Alphabet's $1.2 Trillion April: When Quality Doesn't Matter
GOOGL's 34% gain is being celebrated as AI validation. The r/StockMarket post declaring it "the strongest company in the world" got 255 upvotes. But dig into the top comment: nearly half that $62.6B profit came from "updating the value of equity investments" (SpaceX, Anthropic). That's not operating excellence—that's venture capital gains masquerading as earnings.
The contrarian take: This is the market pricing in perfection at the peak of narrative momentum. When a company this large moves 34% in a month, it's not fundamentals—it's FOMO from funds that missed NVDA and need AI exposure. The first hint of ad spend softness or cloud deceleration will unwind this move faster than you can say "Sundar's stock awards." The fact that r/investing is now asking "Is GOOGL too expensive?" after a 34% rip tells you the smart money is already looking for exits.
What the Meme Merger Tells Us About Market Euphoria
GameStop's $56 billion eBay bid is being treated as a joke (rightfully so), but it's actually a perfect sentiment indicator. When retail starts celebrating absurd M&A proposals, it's not just "lol GME"—it's a sign that valuation discipline has left the building.
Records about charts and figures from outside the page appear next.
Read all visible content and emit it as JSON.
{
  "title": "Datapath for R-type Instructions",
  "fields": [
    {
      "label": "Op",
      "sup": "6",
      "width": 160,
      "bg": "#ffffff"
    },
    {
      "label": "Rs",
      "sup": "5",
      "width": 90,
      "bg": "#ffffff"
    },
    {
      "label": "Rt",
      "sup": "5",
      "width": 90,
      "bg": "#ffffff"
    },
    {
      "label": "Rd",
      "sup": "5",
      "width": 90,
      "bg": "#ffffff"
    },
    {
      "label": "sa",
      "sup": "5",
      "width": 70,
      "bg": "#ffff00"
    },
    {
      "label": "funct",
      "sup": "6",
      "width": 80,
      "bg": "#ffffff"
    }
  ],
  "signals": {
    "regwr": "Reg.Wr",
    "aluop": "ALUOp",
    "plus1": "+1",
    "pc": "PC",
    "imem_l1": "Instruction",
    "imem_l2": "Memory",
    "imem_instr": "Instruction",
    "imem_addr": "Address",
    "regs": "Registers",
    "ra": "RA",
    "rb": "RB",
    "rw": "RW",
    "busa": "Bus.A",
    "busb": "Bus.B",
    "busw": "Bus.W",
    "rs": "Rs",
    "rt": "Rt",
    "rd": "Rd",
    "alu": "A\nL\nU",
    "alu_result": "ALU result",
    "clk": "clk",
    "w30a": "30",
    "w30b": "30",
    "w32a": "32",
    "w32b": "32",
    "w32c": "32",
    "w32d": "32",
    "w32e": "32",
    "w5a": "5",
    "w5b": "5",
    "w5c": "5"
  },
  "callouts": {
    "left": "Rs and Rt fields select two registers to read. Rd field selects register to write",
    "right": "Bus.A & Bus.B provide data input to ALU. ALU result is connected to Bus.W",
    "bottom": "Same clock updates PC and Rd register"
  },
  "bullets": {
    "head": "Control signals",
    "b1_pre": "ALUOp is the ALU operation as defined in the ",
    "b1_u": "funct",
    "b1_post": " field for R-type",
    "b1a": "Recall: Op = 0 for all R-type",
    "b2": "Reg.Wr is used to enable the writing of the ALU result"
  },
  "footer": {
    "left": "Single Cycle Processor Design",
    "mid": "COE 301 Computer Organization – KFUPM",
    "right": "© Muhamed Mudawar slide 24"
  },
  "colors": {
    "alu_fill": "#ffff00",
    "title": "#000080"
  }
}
The last time we saw this was 2021's SPAC mania. The bid is 5x GME's market cap financed with "stock and debt"—code for "we have no money and no plan." This isn't a trade; it's a warning flare.
What If I'm Wrong?
If the crowd is right, SOUN squeezes past $20 on blockbuster earnings, Reddit signs a $10B+ multi-year data deal with Google, and GOOGL's AI revenue actually justifies a 30x earnings multiple. In that scenario, we're in a new paradigm where data moats are permanent and voice AI is the next cloud. But historically, when retail piles into options this aggressively and starts calling megacaps "unstoppable," the market has a way of introducing humility.
Methodology Note: Analysis based on 35,387 tokens and 5,000+ comments from Reddit's investing communities over the past 24 hours. I'm attracted to the contrarian view here because the consensus is too clean—everyone agrees on the same five AI plays. But I need to be honest: my skepticism of SOUN's squeeze might just be my risk aversion talking. The setup is technically perfect. Confidence: 62%.